2. What is useful about a transatlantic framework? Claybaugh's book does not adequately answer this basic question. I offer P. J. Marshall's recent (2005) book on the historically triangulated relationship among Britain, America, and India as one example of my "Eurasian" methodological preference (and my tendency to want always to "provincialize Europe" where possible). In "
The Making and Unmaking of Empires: Britain, India, and America c.1750-1783," Marshall links Britain's loss of the thirteen American colonies to the conquest of Bengal and the establishment of empire in the subcontinent.
3. What is the relationship between social reform and empire? I see at least three possible ways to approach this question. First, there is the Mrs. Jellyby critique of the way that work in the empire is a mis-allocation of labor and resources that ought to be directed at reforms in the "domestic" space (metropole/home). Second, there is the argument that the civilizing mission is reform writ large via spreading the virtues of western-style domesticity in the colonies (see Comaroff and Comaroff). Third, there is the co-existence of indigenous reform projects in the colonies with proto-nationalist longings.
4. Does the functionalism (or didacticism, "purposefulness") of the novel of purpose preclude aesthetic value? In "

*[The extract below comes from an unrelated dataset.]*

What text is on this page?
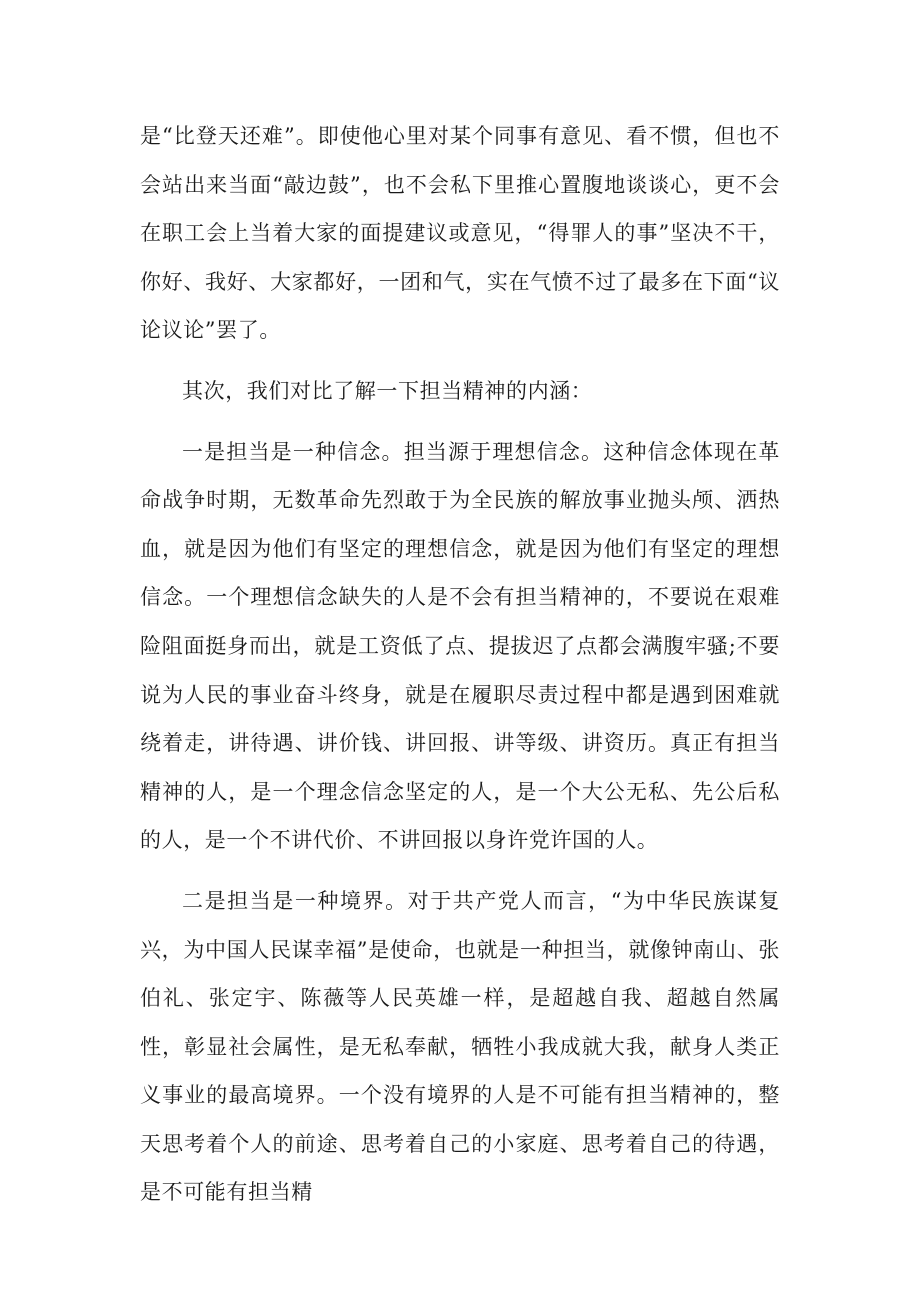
是“比登天还难”。即使他心里对某个同事有意见、看不惯，但也不会站出来当面“敲边鼓”，也不会私下里推心置腹地谈谈心，更不会在职工会上当着大家的面提建议或意见，“得罪人的事”坚决不干，你好、我好、大家都好，一团和气，实在气愤不过了最多在下面“议论议论”罢了。

其次，我们对比了解一下担当精神的内涵：

一是担当是一种信念。担当源于理想信念。这种信念体现在革命战争时期，无数革命先烈敢于为全民族的解放事业抛头颅、洒热血，就是因为他们有坚定的理想信念，就是因为他们有坚定的理想信念。一个理想信念缺失的人是不会有担当精神的，不要说在艰难险阻面挺身而出，就是工资低了点、提拔迟了点都会满腹牢骚;不要说为人民的事业奋斗终身，就是在履职尽责过程中都是遇到困难就绕着走，讲待遇、讲价钱、讲回报、讲等级、讲资历。真正有担当精神的人，是一个理念信念坚定的人，是一个大公无私、先公后私的人，是一个不讲代价、不讲回报以身许党许国的人。

二是担当是一种境界。对于共产党人而言，“为中华民族谋复兴，为中国人民谋幸福”是使命，也就是一种担当，就像钟南山、张伯礼、张定宇、陈薇等人民英雄一样，是超越自我、超越自然属性，彰显社会属性，是无私奉献，牺牲小我成就大我，献身人类正义事业的最高境界。一个没有境界的人是不可能有担当精神的，整天思考着个人的前途、思考着自己的小家庭、思考着自己的待遇，是不可能有担当精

Realism and Reality: The Novel and Society in India (Oxford India Paperbacks)," Meenakshi Mukherjee sketches the emergence of the novel in India, pointing out that the European colonial enterprise shaped Indian prose by material and ideological means. The establishment of printing presses (early 19th century) in India was spearheaded by missionaries (to publish translations of the Bible and Pilgrim's Progress) and continued by the East India Company in order to train its officers in Indian languages. Some of the earliest texts produced by these presses were "novels of purpose" written by missionaries or native Christian converts. Surprisingly, the "purpose" of these novels was not primarily conversion, but rather the civilizing mission. In other words, these early Christian novels sought to disseminate western ideals of civilization, such as less exploitative treatment of landless laborers, individual spousal choice and marital compatibility. However, early novels written by non-Christians also made reformist arguments, tentatively and through (rudimentary) realistic representations of character, event, and setting, for widow remarriage, women's education, and even reform of religious customs. Many of these topics were precisely those being taken up by Indian reformers at the same time---in reformist pamphlets and non-narrative verse---in the later nineteenth century. Mukherjee dismisses these early novels of purpose as propaganda not "worth serious literary attention" (23). It is only when the novels transcend their didactic purpose, their "reformist zeal," that they take on any literary value (26, 30). Mukherjee writes, "using fiction primarily as propaganda---be it for Christian, Muslim, or Hindu values---has its own built-in problems" (36). She sees the novel of purpose as a contradiction in terms: the realist novel must endow its characters with freedom-of-choice, whereas the propagandistic novel necessarily dictates its characters' lives in order to make its arguments.